En effet, vingt ans après leur commercialisation, aucun OGM « miracle » n’a vu le jour. Comme je vous le disais au début de cet épisode, la quasi-totalité des plantes génétiquement modifiées tolèrent ou fabriquent un pesticide. Ce type d’OGM est plus rentable et plus simple à créer. Ces aliments ne nourrissent pas les paysans pauvres, mais le bétail des élevages industriels des pays occidentaux.

En effet, vingt ans après leur commercialisation, aucun OGM « miracle » n’a vu le jour.

Une étude de l’Inra et du CNRS, reposant sur mille quatre cents travaux, montre que l’utilisation massive d’herbicides avec les plantes tolérantes a provoqué la multiplication de mauvaises herbes résistantes. Ce problème n’est pas spécifique aux OGM. Il se posait lorsqu’un agriculteur utilisait sans réserve la même molécule pour traiter son champ. Mais, avec ces plantes tolérantes, le phénomène a pris une ampleur inquiétante et jamais constatée.
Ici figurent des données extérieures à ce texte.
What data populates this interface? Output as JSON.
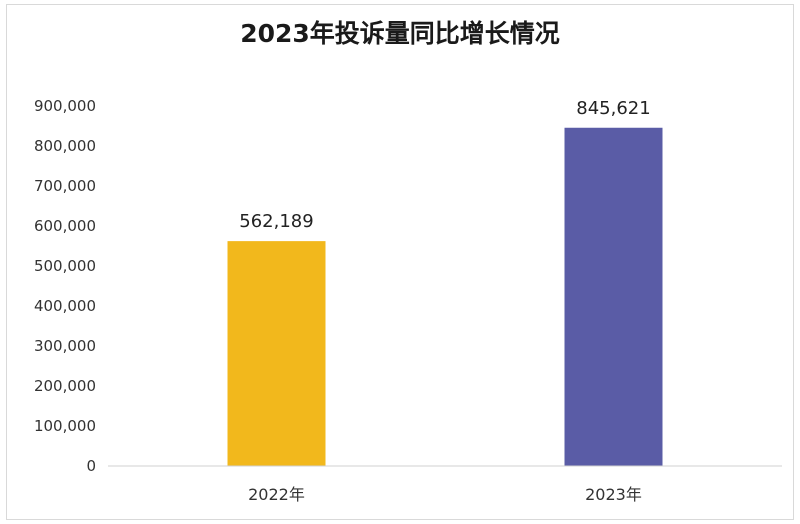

Avec l’apparition de mauvaises herbes et d’insectes résistants, on constate que les anciens OGM ont déjà  un impact sur l’écosystème. En 2010, une étude américaine a montré que 80 % du colza sauvage le long des routes du Dakota du Nord était devenu transgénique. Les plants contenaient au moins un gène tolérant à un herbicide. Jacques Testart, pionnier de la fécondation in vitro l’affirme : on ne maîtrise pas la technique OGM. Avec les années, les plantes génétiquement modifiées entraînent des changements définitifs dans leur environnement. Avec les OGM, ce qui est grave, c’est l’irréversibilité. Les insectes mutants qui ingèrent l’insecticide sans en mourir seront mangés par les oiseaux, et ainsi de suite. C’est un peu comme l’effet des battements d’ailes du papillon : les conséquences peuvent être discrètes, elles n’en sont pas moins graves…

Pourquoi les multinationales essaient-elles d’autoriser la culture de ces nouveaux OGM ?
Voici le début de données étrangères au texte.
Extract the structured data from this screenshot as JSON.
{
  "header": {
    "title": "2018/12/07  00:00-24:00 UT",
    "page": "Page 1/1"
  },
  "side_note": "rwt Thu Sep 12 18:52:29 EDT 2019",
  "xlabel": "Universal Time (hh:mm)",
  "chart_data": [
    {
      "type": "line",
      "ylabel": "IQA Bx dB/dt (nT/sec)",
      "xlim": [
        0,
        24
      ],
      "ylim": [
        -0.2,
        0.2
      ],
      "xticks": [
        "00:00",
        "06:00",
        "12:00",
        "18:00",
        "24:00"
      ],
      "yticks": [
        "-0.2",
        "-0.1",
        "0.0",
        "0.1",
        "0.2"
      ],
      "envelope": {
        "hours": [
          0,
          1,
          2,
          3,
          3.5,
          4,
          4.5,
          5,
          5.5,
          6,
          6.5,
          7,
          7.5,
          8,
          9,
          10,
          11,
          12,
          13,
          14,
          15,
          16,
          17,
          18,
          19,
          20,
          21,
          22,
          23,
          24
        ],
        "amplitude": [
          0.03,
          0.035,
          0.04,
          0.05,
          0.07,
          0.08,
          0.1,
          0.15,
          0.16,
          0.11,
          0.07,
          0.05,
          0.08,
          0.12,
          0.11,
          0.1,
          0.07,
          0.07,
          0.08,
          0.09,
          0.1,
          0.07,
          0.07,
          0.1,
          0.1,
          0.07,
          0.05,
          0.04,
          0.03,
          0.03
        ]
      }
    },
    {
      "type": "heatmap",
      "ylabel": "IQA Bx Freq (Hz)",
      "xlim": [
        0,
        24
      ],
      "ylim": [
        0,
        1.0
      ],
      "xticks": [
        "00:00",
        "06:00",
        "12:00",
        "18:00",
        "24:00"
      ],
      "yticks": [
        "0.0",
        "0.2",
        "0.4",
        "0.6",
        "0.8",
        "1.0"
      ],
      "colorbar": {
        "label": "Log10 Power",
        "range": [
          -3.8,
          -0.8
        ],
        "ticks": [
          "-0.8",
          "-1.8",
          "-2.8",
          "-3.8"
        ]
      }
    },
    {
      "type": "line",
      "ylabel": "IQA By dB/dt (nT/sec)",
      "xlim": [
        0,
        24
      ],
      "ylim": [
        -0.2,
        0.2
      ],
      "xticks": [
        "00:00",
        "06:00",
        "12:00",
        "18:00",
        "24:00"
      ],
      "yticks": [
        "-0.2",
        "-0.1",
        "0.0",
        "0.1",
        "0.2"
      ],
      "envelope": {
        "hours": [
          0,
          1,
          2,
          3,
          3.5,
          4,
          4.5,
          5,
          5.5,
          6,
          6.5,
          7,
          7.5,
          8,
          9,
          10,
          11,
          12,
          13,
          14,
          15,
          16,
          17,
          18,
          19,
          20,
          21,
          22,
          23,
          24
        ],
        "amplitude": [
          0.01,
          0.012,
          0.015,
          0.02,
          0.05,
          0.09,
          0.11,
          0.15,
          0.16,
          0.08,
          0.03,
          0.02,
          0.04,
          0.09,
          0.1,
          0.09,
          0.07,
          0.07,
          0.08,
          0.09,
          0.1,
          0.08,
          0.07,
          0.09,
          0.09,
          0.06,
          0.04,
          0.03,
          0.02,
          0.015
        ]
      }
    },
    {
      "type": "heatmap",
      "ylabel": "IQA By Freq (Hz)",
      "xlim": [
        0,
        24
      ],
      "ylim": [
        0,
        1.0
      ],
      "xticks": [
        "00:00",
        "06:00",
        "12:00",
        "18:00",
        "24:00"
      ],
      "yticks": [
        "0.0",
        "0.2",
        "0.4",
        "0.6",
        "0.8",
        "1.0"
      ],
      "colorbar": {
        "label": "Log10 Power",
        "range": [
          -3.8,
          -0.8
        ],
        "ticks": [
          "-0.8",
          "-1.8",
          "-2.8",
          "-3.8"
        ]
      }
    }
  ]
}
Tout simplement, parce qu’ils accélèrent la privatisation du vivant.

En Europe, en 2020, on comptait  3500 brevets sur des plantes. De nombreux gènes de tomates, de salades ou de poivrons appartiennent aux semenciers pour une utilisation commerciale. Lorsqu’elles découvrent une simple information génétique, les multinationales revendiquent une modification, même minime, voire quasi inexistante, puis elles la brevètent.

En Europe, en 2020, on comptait  3500 brevets sur des plantes

Les associations dénoncent un double discours des semenciers, qui veulent breveter les « nouveaux OGM » et revendiquent donc des innovations. Cependant, lorsqu’on évoque l’évaluation, ils affirment que ces nouvelles techniques sont proches des procédés naturels.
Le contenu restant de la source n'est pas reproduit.